Le terrible accident de Sierre suscite en Belgique une émotion considérable. Une cinquantaine de pères et de mères ne riront plus jamais et bien des grands parents n’auront plus de joie de vivre. La perte d’enfants est la pire blessure.

 

Fallait-il une fois de plus que les médias en rajoutent ? N’est-il pas indécent de voir ces journalistes harceler des parents, des témoins, des secouristes en leur posant des questions stupides ? À l’indicible, il n’y a pas de réponse.

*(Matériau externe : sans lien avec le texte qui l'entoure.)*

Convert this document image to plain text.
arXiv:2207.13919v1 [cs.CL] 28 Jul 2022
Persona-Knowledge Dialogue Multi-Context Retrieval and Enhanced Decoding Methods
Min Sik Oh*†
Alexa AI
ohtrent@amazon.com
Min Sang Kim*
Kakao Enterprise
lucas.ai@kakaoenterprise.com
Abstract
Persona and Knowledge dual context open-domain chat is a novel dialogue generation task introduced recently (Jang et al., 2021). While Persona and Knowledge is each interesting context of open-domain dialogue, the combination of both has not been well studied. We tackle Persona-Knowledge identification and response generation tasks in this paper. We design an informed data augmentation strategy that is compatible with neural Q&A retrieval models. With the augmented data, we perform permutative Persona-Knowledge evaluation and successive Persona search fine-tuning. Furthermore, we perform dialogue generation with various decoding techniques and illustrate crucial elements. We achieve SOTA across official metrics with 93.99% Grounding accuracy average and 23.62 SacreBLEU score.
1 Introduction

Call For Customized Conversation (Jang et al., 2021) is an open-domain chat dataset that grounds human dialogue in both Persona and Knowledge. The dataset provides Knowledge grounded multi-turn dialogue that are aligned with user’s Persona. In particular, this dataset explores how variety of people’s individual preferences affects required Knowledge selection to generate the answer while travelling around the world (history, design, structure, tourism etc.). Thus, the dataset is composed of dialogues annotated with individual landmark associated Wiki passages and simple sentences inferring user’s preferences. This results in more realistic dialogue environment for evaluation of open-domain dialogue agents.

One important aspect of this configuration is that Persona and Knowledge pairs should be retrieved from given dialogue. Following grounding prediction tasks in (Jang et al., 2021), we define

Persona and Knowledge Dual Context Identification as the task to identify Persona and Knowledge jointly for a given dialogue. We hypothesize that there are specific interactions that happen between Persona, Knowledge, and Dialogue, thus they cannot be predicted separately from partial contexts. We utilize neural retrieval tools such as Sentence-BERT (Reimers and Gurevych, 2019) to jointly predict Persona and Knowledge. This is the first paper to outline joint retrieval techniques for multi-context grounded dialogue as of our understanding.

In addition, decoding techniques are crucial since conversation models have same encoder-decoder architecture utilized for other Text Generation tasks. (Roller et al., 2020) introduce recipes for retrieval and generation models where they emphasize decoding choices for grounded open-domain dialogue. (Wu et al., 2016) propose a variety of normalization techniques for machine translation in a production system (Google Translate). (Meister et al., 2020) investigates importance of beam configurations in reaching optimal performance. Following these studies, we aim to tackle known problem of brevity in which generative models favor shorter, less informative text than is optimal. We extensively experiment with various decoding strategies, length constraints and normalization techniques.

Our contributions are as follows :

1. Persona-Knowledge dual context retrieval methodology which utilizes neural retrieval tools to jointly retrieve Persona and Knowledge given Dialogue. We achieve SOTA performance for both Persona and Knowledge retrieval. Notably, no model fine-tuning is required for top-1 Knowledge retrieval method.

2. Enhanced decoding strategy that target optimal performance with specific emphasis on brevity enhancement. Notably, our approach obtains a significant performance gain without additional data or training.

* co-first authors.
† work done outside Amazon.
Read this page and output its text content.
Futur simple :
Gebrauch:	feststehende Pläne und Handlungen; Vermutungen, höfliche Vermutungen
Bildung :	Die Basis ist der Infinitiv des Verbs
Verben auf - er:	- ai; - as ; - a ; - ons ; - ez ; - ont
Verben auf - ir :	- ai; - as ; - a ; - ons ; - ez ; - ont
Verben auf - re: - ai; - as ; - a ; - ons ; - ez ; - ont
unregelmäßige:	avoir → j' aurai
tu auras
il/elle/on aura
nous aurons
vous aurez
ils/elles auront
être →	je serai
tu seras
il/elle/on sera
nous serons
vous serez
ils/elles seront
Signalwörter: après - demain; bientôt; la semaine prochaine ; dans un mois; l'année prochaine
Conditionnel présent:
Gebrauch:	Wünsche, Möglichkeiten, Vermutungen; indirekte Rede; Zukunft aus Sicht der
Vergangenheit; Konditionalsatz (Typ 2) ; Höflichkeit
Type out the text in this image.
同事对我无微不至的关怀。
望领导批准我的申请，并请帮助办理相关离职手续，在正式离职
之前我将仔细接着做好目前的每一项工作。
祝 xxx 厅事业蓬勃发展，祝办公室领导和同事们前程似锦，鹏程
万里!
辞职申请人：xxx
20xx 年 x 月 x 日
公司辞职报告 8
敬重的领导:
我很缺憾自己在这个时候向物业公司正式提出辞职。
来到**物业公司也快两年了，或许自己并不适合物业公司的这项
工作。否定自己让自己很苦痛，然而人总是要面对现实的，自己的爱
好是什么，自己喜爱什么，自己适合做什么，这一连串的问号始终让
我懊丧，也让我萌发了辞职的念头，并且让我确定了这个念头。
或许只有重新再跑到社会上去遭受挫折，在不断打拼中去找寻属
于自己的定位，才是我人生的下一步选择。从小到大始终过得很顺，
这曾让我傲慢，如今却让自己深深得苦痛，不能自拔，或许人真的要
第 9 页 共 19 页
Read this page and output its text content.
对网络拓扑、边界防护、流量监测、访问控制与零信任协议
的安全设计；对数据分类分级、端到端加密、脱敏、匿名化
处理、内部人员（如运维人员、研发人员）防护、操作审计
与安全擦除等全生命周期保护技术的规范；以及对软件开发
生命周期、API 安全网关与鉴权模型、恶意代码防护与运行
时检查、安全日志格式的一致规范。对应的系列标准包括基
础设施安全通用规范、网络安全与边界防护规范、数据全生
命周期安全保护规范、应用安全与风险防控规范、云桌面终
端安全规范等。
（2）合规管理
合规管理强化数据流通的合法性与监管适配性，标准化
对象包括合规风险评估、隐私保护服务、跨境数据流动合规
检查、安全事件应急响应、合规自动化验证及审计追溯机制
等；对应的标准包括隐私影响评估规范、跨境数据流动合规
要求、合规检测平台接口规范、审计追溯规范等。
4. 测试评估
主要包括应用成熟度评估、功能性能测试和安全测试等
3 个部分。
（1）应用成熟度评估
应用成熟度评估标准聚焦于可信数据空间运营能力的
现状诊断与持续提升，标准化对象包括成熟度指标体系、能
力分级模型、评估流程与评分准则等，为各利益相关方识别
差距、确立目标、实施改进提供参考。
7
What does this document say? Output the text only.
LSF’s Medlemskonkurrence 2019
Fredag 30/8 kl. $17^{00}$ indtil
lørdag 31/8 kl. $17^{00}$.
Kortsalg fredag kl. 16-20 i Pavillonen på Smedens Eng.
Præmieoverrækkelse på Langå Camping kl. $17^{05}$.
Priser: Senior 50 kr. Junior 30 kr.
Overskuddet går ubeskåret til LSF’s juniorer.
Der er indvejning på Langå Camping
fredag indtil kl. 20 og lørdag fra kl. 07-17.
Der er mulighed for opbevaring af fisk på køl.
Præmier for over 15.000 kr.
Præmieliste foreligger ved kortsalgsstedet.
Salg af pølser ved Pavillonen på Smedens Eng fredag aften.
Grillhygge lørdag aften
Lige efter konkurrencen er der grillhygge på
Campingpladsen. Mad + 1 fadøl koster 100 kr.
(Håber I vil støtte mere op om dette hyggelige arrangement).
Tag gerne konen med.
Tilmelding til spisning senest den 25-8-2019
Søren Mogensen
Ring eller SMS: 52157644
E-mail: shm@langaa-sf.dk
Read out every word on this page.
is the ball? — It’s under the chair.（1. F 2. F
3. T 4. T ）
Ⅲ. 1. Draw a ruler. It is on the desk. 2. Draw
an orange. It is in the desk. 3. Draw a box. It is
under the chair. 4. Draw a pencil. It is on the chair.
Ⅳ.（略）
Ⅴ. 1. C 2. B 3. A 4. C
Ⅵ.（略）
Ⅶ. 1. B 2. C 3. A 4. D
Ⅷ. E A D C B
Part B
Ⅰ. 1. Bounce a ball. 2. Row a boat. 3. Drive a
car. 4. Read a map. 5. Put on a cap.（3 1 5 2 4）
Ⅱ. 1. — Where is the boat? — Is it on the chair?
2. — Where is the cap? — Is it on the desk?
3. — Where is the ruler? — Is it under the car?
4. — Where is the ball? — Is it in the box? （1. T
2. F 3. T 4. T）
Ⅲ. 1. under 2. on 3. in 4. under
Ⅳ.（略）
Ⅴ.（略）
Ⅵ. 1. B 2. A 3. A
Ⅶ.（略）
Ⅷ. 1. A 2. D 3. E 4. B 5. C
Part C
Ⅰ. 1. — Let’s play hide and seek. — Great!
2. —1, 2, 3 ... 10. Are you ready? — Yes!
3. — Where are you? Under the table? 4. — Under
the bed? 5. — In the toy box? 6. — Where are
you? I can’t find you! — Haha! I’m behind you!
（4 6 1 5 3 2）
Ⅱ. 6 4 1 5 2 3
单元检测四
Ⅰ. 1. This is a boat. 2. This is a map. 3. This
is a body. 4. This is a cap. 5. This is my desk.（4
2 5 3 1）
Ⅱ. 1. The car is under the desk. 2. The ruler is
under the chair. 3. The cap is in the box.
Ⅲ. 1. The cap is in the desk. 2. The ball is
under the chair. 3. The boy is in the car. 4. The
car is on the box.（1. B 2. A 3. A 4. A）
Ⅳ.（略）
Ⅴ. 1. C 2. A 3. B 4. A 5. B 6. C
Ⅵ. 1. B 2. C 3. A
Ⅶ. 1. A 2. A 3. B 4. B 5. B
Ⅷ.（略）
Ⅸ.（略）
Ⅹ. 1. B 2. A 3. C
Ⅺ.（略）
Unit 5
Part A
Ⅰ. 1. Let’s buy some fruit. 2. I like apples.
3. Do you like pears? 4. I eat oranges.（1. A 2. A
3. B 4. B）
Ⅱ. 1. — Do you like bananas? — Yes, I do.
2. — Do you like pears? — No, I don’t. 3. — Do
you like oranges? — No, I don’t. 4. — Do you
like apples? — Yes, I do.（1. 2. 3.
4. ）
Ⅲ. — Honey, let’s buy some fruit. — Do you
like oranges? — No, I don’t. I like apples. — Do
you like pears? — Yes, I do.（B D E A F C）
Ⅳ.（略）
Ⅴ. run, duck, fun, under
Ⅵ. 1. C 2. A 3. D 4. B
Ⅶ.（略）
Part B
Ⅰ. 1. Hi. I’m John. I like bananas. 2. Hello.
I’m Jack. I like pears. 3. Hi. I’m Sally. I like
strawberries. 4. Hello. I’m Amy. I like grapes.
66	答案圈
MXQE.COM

Ils le savent bien, mais ils ne s’arrêtent jamais.

 

Est-ce l’événement qui mobilise les médias ou ceux-ci exploitent-ils cette tragédie pour se mettre eux-mêmes à l’avant de la scène de cette sinistre comédie humaine ? La dictature de l’audimat ne pousse-t-elle pas les chaînes de télé publiques comme privées à l’excès afin d’être « le premier » ? On imagine aisément les dirigeants de ces sociétés audiovisuelles se précipiter le lendemain sur les chiffres d’audience afin d’empocher les dividendes de l’émotion.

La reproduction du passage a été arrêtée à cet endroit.